On 22 July 2016, AN-32 aircraft belonging to 33 Squadron was tasked to carry men and material from Chennai to the Air Force station at Port Blair. The aircraft, an upgraded AN-32 took off from Tambaram Air Force Station in Chennai at 8.30 am, and was expected to land at Port Blair in the Andaman and Nicobar Islands at 11.30 am. Flying Officer Pankaj Nandal was one of the pilots of the aircraft. The aircraft had 29 people on board including six crew members besides the material load.
However, the aircraft lost contact with the ground radar when it was 151 nautical miles east of Chennai. The aircraft had taken a left turn with rapid loss of height from 23,000 feet. The disappearance of the Russian-made AN-32 twin engine turboprop transport aircraft kicked off India’s biggest search operation yet for a missing plane on the sea.
Despite massive search operation by the Navy, Indian Air Force, and Coast Guard the aircraft and the passengers on board could not be traced. Indian Navy and Coast Guard ships were deployed for scanning the surface of the sea as part of the search operations after the aircraft went off radar. Also, data from Indian satellites was scanned to locate the missing aircraft.
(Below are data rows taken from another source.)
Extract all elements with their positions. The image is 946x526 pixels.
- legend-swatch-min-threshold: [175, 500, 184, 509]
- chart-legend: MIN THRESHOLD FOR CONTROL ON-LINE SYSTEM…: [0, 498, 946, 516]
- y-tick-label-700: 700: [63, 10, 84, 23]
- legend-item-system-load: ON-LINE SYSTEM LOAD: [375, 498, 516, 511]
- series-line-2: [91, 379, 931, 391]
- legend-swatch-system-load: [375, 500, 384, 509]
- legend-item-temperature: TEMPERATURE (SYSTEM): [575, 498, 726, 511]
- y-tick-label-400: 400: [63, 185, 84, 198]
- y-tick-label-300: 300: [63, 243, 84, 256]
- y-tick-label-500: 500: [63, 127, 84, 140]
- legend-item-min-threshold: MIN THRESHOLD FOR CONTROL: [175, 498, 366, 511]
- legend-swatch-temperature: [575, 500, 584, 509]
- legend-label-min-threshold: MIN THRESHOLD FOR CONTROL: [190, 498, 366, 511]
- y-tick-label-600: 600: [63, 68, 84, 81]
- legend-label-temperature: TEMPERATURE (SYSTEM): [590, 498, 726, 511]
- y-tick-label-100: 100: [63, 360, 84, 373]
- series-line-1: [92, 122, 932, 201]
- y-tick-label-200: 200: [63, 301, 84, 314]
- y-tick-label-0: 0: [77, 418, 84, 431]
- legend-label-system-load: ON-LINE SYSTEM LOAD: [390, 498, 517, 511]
The aircraft was not fitted with an underwater locator beacon, which made the search operations even more difficult.
Consequently in September, all the 29 people on board the AN-32 plane were declared “presumed dead”. Flying Officer Pankaj Nandal made the supreme sacrifice in the line of duty by laying down his life in the service of the nation.
Flying Officer Pankaj Nandal is survived by his father, Krishna Nandal mother, Usha Devi and younger brother, Vipul.